The team from Melbourne's Olivia Newton-John (ONJ) Cancer Wellness and Research Centre have been able to interrupt the body's wound-healing process and lock cancer cells into a "harmless" state before they can mutate and spread.

The process has proved successful in treating colon and stomach cancer and lead researcher Matthias Ernst believes it could be applied to other cancers.

Instead of targeting cancer cells themselves, the ONJ breakthrough interrupts a white blood cell process called macrophages which has been known to fight cancer.

However, if the macrophage cells are exposed to a wound then the HCK protein signals the cells to take on a nursing role, prompting extra skin cells to grow and cover the wound.

The research team discovered that cancer cells can hijack the healing properties and use white blood cells to fuel their own growth rather than skin cells.

By blocking the HCK protein and preventing the macrophage cells from changing to a nursing role to begin with, Ernst's team has been able to suppress the growth of established tumours.

"We have identified a way you can therapeutically target the non-mutated cells in a cancer. The advantage of that is because they are non-mutated they are less likely to develop resistance," Ernst told News Limited on Wednesday.

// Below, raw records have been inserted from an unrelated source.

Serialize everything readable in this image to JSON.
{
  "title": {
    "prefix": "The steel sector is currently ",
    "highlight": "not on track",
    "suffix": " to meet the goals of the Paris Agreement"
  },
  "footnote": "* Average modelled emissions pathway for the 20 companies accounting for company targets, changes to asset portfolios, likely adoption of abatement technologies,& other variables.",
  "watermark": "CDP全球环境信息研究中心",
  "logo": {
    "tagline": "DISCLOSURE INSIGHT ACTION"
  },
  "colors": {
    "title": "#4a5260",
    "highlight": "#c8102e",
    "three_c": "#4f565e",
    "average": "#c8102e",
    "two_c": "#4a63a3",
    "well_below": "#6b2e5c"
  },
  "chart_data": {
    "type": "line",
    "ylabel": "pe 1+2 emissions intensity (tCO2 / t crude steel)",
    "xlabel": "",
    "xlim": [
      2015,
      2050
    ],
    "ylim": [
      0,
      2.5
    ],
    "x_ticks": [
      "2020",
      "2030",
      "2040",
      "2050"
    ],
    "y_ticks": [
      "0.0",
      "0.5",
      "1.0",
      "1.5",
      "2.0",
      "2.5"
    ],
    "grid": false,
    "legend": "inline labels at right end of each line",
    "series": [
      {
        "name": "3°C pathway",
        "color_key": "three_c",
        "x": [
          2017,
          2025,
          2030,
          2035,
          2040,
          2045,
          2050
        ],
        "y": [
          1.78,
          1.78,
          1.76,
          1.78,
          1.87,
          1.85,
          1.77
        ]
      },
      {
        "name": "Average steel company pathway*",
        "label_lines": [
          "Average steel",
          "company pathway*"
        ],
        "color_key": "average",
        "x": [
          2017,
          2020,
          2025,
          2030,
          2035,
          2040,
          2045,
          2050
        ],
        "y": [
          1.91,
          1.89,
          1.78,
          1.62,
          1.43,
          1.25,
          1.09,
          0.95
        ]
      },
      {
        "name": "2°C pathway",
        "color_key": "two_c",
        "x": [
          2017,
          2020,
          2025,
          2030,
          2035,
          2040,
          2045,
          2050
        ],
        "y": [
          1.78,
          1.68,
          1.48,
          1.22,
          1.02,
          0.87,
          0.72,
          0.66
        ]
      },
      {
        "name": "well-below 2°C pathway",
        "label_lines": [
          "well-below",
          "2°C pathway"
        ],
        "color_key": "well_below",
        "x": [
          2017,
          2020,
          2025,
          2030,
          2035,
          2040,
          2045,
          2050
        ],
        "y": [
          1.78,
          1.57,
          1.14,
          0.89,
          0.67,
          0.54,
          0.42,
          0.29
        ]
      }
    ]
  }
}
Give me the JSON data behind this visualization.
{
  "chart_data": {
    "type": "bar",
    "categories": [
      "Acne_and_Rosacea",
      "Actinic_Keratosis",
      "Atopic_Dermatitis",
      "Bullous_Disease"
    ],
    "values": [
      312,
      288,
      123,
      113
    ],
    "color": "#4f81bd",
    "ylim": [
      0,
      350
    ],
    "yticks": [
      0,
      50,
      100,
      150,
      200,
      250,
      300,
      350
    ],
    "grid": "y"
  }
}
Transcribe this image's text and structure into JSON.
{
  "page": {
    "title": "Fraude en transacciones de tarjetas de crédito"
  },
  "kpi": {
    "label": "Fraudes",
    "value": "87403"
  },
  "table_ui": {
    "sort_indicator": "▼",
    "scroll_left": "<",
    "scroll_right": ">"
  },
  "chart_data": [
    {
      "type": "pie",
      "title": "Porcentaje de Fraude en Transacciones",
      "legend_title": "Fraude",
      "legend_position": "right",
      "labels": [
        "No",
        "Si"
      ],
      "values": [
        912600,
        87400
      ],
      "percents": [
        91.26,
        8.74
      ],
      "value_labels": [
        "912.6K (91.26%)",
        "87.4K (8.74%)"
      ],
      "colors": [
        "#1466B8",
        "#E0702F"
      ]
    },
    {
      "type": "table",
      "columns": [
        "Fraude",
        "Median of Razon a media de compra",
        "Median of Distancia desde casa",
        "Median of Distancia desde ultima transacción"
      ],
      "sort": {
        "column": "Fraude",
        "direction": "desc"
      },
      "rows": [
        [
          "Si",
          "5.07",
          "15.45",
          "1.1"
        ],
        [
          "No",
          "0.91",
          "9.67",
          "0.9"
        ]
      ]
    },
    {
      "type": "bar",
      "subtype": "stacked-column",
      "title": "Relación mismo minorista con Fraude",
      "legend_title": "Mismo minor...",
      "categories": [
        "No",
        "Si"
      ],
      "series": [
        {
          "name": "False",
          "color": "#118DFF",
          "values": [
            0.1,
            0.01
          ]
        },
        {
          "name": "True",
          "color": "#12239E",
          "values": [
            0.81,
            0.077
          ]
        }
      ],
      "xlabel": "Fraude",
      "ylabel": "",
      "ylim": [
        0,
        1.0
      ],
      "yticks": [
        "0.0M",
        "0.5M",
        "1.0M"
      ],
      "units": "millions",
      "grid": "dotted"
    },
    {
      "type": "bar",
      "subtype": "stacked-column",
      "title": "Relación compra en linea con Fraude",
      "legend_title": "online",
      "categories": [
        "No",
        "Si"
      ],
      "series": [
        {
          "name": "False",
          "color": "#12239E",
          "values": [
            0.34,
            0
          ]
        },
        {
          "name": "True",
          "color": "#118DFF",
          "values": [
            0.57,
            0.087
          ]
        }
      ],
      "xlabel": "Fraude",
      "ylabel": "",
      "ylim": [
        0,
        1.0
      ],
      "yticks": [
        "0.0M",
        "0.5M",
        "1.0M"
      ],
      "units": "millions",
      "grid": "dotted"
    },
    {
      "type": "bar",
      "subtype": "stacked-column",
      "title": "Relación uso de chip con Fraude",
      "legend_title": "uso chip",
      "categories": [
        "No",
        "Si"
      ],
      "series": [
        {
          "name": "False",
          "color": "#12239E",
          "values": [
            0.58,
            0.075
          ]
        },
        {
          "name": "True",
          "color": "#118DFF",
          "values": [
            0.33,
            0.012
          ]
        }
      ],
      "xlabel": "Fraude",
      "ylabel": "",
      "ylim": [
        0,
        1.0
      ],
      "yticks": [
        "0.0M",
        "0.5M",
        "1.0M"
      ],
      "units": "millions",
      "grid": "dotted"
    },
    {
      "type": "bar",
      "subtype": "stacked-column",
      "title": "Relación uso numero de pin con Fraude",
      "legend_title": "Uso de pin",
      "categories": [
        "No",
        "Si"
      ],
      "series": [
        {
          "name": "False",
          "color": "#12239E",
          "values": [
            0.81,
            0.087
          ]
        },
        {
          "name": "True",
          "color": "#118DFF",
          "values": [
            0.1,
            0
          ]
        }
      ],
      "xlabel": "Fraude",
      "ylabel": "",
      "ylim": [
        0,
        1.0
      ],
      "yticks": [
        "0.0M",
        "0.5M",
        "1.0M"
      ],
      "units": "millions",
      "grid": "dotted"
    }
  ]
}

"We know very well how to inhibit these molecules, and therefore it is very foreseeable on how you would develop a drug that can inhibit the activity of the HCK and therefore lock the macrophage into garbage collector state and rather than allowing them to become nurses."

Ernst said his team was currently working to develop a drug capable of safely freezing the process with human clinical trials on the horizon.